Old English Sheepdogs are thriving again, say Kennel Club
Lisa Croft-Elliott/The Kennel Club
Good news! The Old English Sheepdog, one of Britain’s most recognizable breeds, is no longer threatened with extinction after a 66% increase in puppy registrations last year.
The shaggy white breed, known as the ‘Dulux dog’, moved to the list of vulnerable native breeds in 2020 after falling below 300 annual puppy registrations, but has now seen a significant increase in registrations far exceeding the national average.
In other good news, a total of 22 vulnerable breeds have seen an increase in popularity over the past year, with an overall increase of 44%, more than the national average of 39%. While many Brits still choose ‘popular’ breeds, this research shows that more and more people are starting to look beyond the well-known choices when choosing a dog that suits their lifestyle.
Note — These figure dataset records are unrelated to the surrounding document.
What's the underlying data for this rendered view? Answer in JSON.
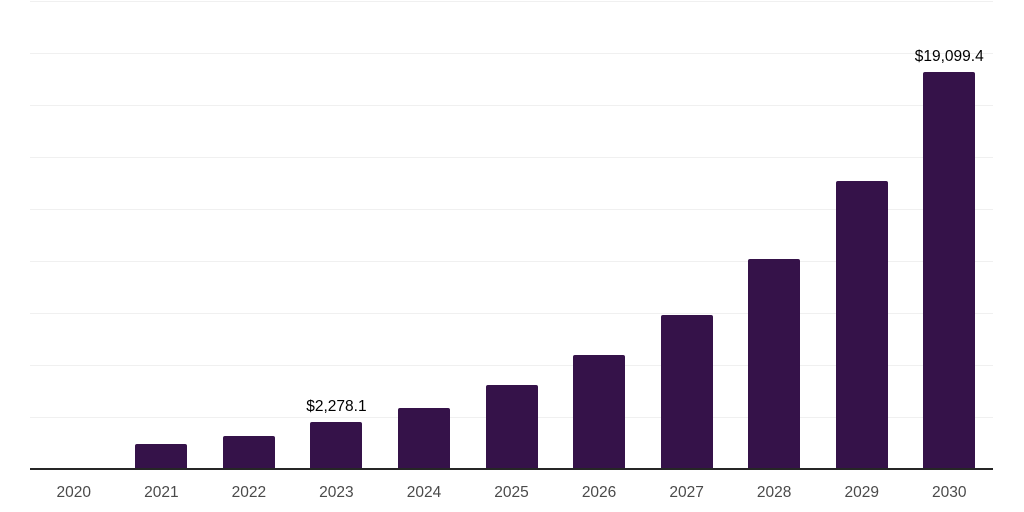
{
  "chart_data": {
    "type": "bar",
    "title": "",
    "xlabel": "",
    "ylabel": "",
    "categories": [
      "2020",
      "2021",
      "2022",
      "2023",
      "2024",
      "2025",
      "2026",
      "2027",
      "2028",
      "2029",
      "2030"
    ],
    "values": [
      40,
      1190,
      1600,
      2278.1,
      2950,
      4020,
      5480,
      7420,
      10100,
      13850,
      19099.4
    ],
    "data_labels": [
      "",
      "",
      "",
      "$2,278.1",
      "",
      "",
      "",
      "",
      "",
      "",
      "$19,099.4"
    ],
    "ylim": [
      0,
      22500
    ],
    "gridline_step": 2500,
    "grid": true,
    "legend": false,
    "y_tick_labels_visible": false,
    "bar_color": "#351249",
    "axis_color": "#262626",
    "gridline_color": "#f0f0f0",
    "x_tick_color": "#4a4a4a",
    "data_label_color": "#000000",
    "background_color": "#ffffff"
  }
}
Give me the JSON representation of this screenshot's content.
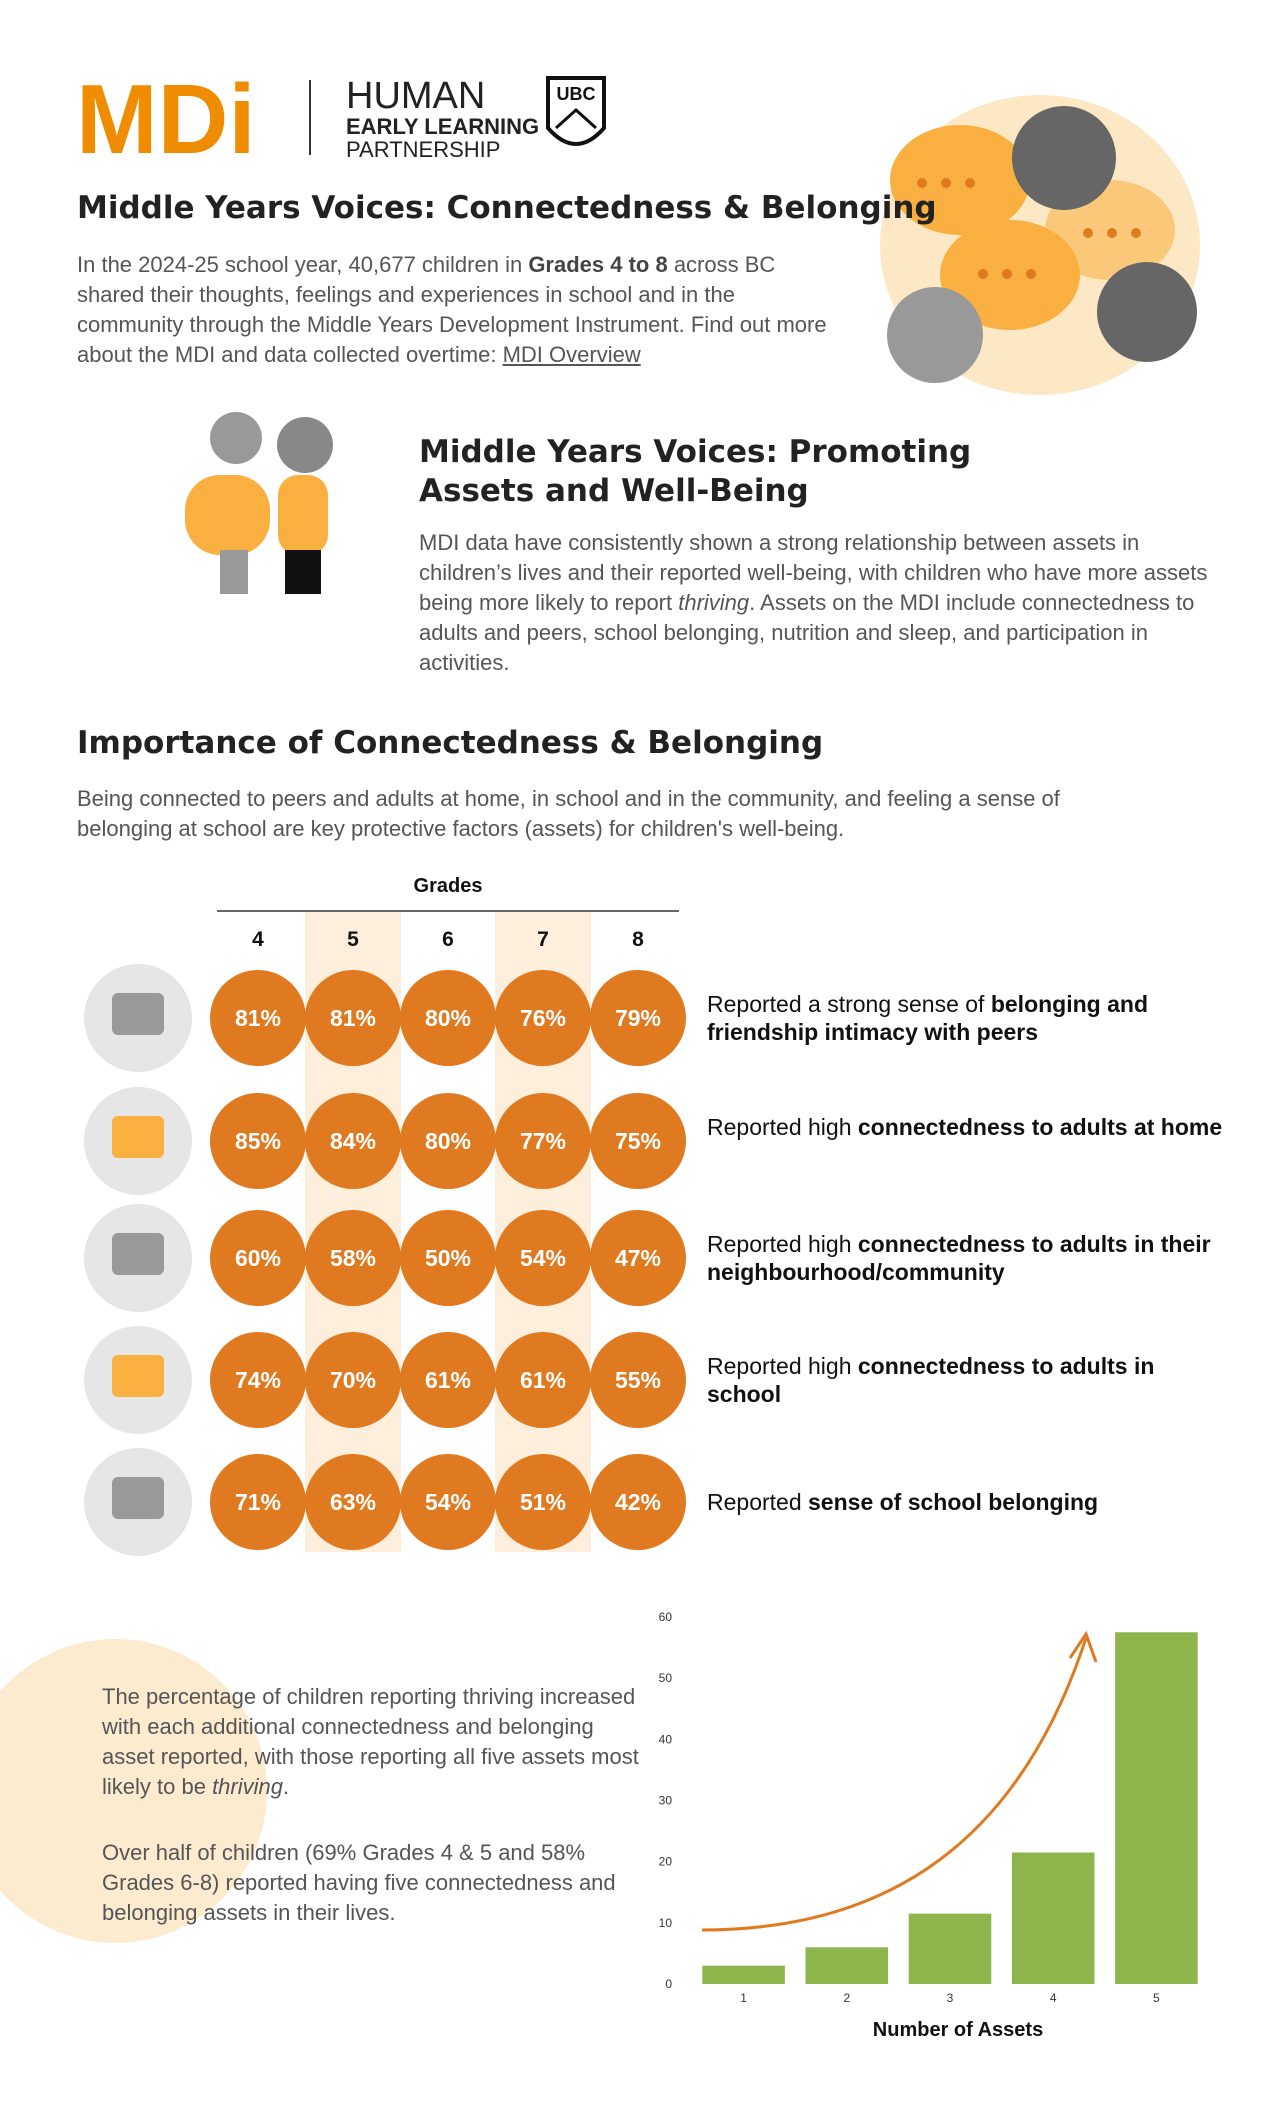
{
  "header": {
    "logo": "MDi",
    "partner": [
      "HUMAN",
      "EARLY LEARNING",
      "PARTNERSHIP"
    ],
    "ubc": "UBC"
  },
  "intro": {
    "title": "Middle Years Voices: Connectedness & Belonging",
    "text": [
      "In the 2024-25 school year, 40,677 children in ",
      "Grades 4 to 8",
      " across BC shared their thoughts, feelings and experiences in school and in the community through the Middle Years Development Instrument. Find out more about the MDI and data collected overtime: ",
      "MDI Overview"
    ]
  },
  "assets": {
    "title": "Middle Years Voices: Promoting Assets and Well-Being",
    "text": [
      "MDI data have consistently shown a strong relationship between assets in children’s lives and their reported well-being, with children who have more assets being more likely to report ",
      "thriving",
      ". Assets on the MDI include connectedness to adults and peers, school belonging, nutrition and sleep, and participation in activities."
    ]
  },
  "importance": {
    "title": "Importance of Connectedness & Belonging",
    "text": "Being connected to peers and adults at home, in school and in the community, and feeling a sense of belonging at school are key protective factors (assets) for children's well-being."
  },
  "table": {
    "header": "Grades",
    "grades": [
      "4",
      "5",
      "6",
      "7",
      "8"
    ],
    "rows": [
      {
        "values": [
          "81%",
          "81%",
          "80%",
          "76%",
          "79%"
        ],
        "label": [
          "Reported a strong sense of ",
          "belonging and friendship intimacy with peers"
        ]
      },
      {
        "values": [
          "85%",
          "84%",
          "80%",
          "77%",
          "75%"
        ],
        "label": [
          "Reported high ",
          "connectedness to adults at home"
        ]
      },
      {
        "values": [
          "60%",
          "58%",
          "50%",
          "54%",
          "47%"
        ],
        "label": [
          "Reported high ",
          "connectedness to adults in their neighbourhood/community"
        ]
      },
      {
        "values": [
          "74%",
          "70%",
          "61%",
          "61%",
          "55%"
        ],
        "label": [
          "Reported high ",
          "connectedness to adults in school"
        ]
      },
      {
        "values": [
          "71%",
          "63%",
          "54%",
          "51%",
          "42%"
        ],
        "label": [
          "Reported ",
          "sense of school belonging"
        ]
      }
    ]
  },
  "thriving": {
    "p1": [
      "The percentage of children reporting thriving increased with each additional connectedness and belonging asset reported, with those reporting all five assets most likely to be ",
      "thriving",
      "."
    ],
    "p2": "Over half of children (69% Grades 4 & 5 and 58% Grades 6-8) reported having five connectedness and belonging assets in their lives."
  },
  "chart_data": {
    "type": "bar",
    "categories": [
      "1",
      "2",
      "3",
      "4",
      "5"
    ],
    "values": [
      3,
      6,
      11.5,
      21.5,
      57.5
    ],
    "color": "#8db54b",
    "xlabel": "Number of Assets",
    "ylim": [
      0,
      60
    ],
    "yticks": [
      0,
      10,
      20,
      30,
      40,
      50,
      60
    ],
    "grid": false
  }
}
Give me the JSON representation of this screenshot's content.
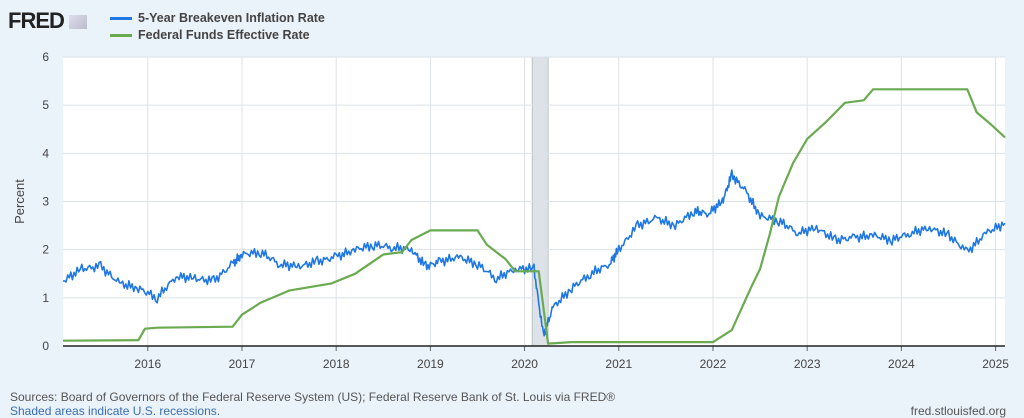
{
  "header": {
    "logo": "FRED",
    "logo_icon": "chart-line-icon"
  },
  "footer": {
    "sources": "Sources: Board of Governors of the Federal Reserve System (US); Federal Reserve Bank of St. Louis via FRED®",
    "recessions_note": "Shaded areas indicate U.S. recessions.",
    "site": "fred.stlouisfed.org"
  },
  "chart_data": {
    "type": "line",
    "ylabel": "Percent",
    "xlabel": "",
    "ylim": [
      0,
      6
    ],
    "xlim": [
      2015.1,
      2025.1
    ],
    "yticks": [
      "0",
      "1",
      "2",
      "3",
      "4",
      "5",
      "6"
    ],
    "xticks": [
      "2016",
      "2017",
      "2018",
      "2019",
      "2020",
      "2021",
      "2022",
      "2023",
      "2024",
      "2025"
    ],
    "grid": true,
    "legend_placement": "top-left",
    "recessions": [
      [
        2020.08,
        2020.25
      ]
    ],
    "series": [
      {
        "name": "5-Year Breakeven Inflation Rate",
        "color": "#1f77e4",
        "x": [
          2015.1,
          2015.3,
          2015.5,
          2015.7,
          2015.9,
          2016.1,
          2016.3,
          2016.5,
          2016.7,
          2016.9,
          2017.0,
          2017.2,
          2017.4,
          2017.6,
          2017.8,
          2018.0,
          2018.2,
          2018.4,
          2018.6,
          2018.8,
          2018.95,
          2019.1,
          2019.3,
          2019.5,
          2019.7,
          2019.9,
          2020.1,
          2020.2,
          2020.3,
          2020.5,
          2020.7,
          2020.9,
          2021.0,
          2021.2,
          2021.4,
          2021.6,
          2021.8,
          2021.95,
          2022.1,
          2022.2,
          2022.35,
          2022.5,
          2022.7,
          2022.9,
          2023.1,
          2023.3,
          2023.5,
          2023.7,
          2023.9,
          2024.1,
          2024.3,
          2024.5,
          2024.7,
          2024.9,
          2025.1
        ],
        "y": [
          1.35,
          1.6,
          1.65,
          1.3,
          1.2,
          1.0,
          1.45,
          1.4,
          1.35,
          1.7,
          1.9,
          1.95,
          1.7,
          1.65,
          1.75,
          1.85,
          2.0,
          2.1,
          2.05,
          2.0,
          1.65,
          1.75,
          1.85,
          1.7,
          1.4,
          1.6,
          1.6,
          0.2,
          0.8,
          1.2,
          1.5,
          1.7,
          2.0,
          2.5,
          2.65,
          2.5,
          2.8,
          2.75,
          3.0,
          3.55,
          3.2,
          2.7,
          2.6,
          2.35,
          2.45,
          2.2,
          2.25,
          2.3,
          2.2,
          2.35,
          2.45,
          2.3,
          1.95,
          2.35,
          2.55
        ]
      },
      {
        "name": "Federal Funds Effective Rate",
        "color": "#6aaa50",
        "x": [
          2015.1,
          2015.9,
          2015.97,
          2016.1,
          2016.9,
          2017.0,
          2017.2,
          2017.5,
          2017.95,
          2018.2,
          2018.5,
          2018.7,
          2018.8,
          2019.0,
          2019.5,
          2019.6,
          2019.8,
          2019.9,
          2020.15,
          2020.25,
          2020.5,
          2021.0,
          2021.5,
          2022.0,
          2022.2,
          2022.4,
          2022.5,
          2022.6,
          2022.7,
          2022.85,
          2023.0,
          2023.2,
          2023.4,
          2023.6,
          2023.7,
          2024.7,
          2024.8,
          2024.95,
          2025.1
        ],
        "y": [
          0.11,
          0.12,
          0.36,
          0.38,
          0.4,
          0.65,
          0.9,
          1.15,
          1.3,
          1.5,
          1.9,
          1.95,
          2.2,
          2.4,
          2.4,
          2.1,
          1.8,
          1.55,
          1.55,
          0.05,
          0.08,
          0.08,
          0.08,
          0.08,
          0.33,
          1.2,
          1.6,
          2.3,
          3.1,
          3.8,
          4.3,
          4.65,
          5.05,
          5.1,
          5.33,
          5.33,
          4.85,
          4.6,
          4.33
        ]
      }
    ]
  }
}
As well as the iconic Old English Sheepdog, other puppies that are doing particularly well include the little Skye Terrier and English Setters – a breed that has more than doubled in popularity in 2021.
“We are delighted to see that so many of our vulnerable native breeds have seen an increase in popularity over the past year, indicating that many puppy buyers were resisting the urge to opt for the choices the most obvious and trendy and instead used the lock to properly search the full range of breeds and select the one that best suits their lifestyle,” says Kennel Club spokesperson Bill Lambert.
“We have such a wide variety of pedigree breeds in this country, each with completely different characteristics, so it’s encouraging to see such diversity among those gaining popularity, from the large English Setter to the small Skye Terrier, and many sure the iconic Old English Sheepdog.”